Comment: Training dynamics theory: rigorous analysis showing Sobolev training improves conditioning and accelerates convergence of ReLU networks.

Relevance: 8 Novelty: 8

16. CollaPipe: Adaptive Segment-Optimized Pipeline Parallelism for Collaborative LLM Training in Heterogeneous Edge Networks

ArXiv ID: 2509.19855

Authors: Jiewei Chen, Xiumei Deng, Zehui Xiong, Shaoyong Guo, Xuesong Qiu, Ping Wang, Dusit Niyato

Abstract: The increasing demand for intelligent mobile applications has made multi-agent collaboration with Transformer-based large language models (LLMs) essential in mobile edge computing (MEC) networks. However, training LLMs in such environments remains challenging due to heavy computation, high end-to-end latency, and limited model generalization. We introduce CollaPipe, a hybrid distributed learning framework that integrates collaborative pipeline parallelism with federated aggregation to support self-evolving intelligent networks. In CollaPipe, the encoder part is adaptively partitioned into variable-sized segments and deployed across mobile devices for pipeline-parallel training, while the decoder is deployed on edge servers to handle generative tasks. Then we perform global model update via federated aggregation.

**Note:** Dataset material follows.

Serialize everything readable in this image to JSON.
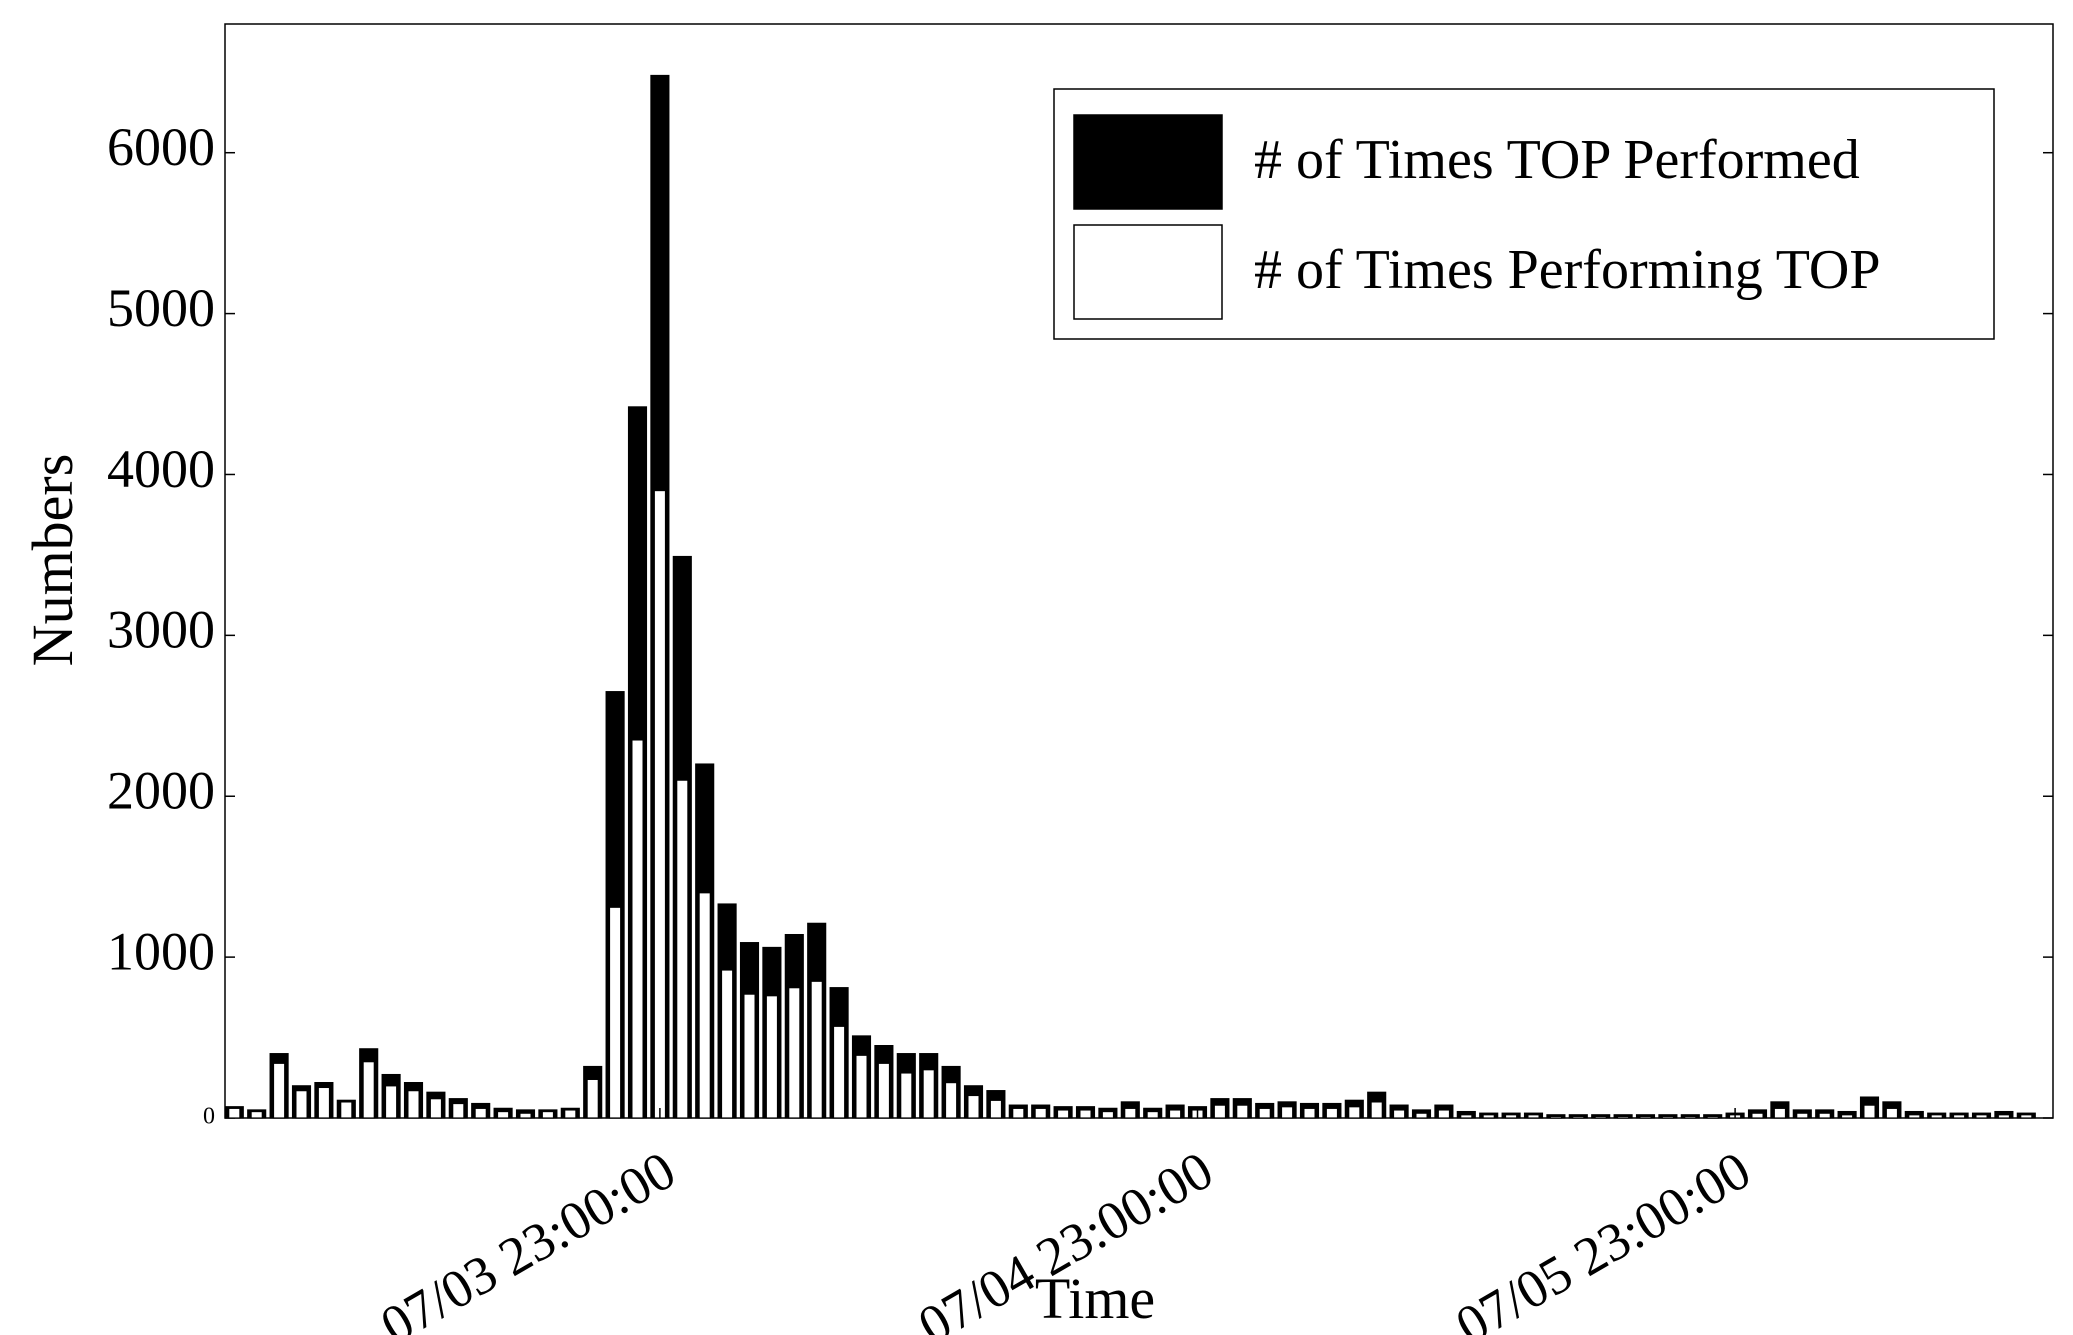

To enhance training efficiency, we formulate a joint optimization problem that adaptively allocates model segments, micro-batches, bandwidth, and transmission power. We derive and use a closed-form convergence bound to design an Dynamic Segment Scheduling and Resource Allocation (DSSDA) algorithm based on Lyapunov optimization, ensuring system stability under long-term constraints. Extensive experiments on downstream tasks with Transformer and BERT models show that CollaPipe improves computation efficiency by up to 15.09%, reduces end-to-end latency by at least 48.98%, and cuts single device memory usage by more than half, enabling online learning in heterogeneous and dynamic communication environments.

Comment: High Performance Computing: adaptive pipeline parallelism with resource scheduling for distributed LLM training on heterogeneous edge devices, with convergence analysis and memory benefits.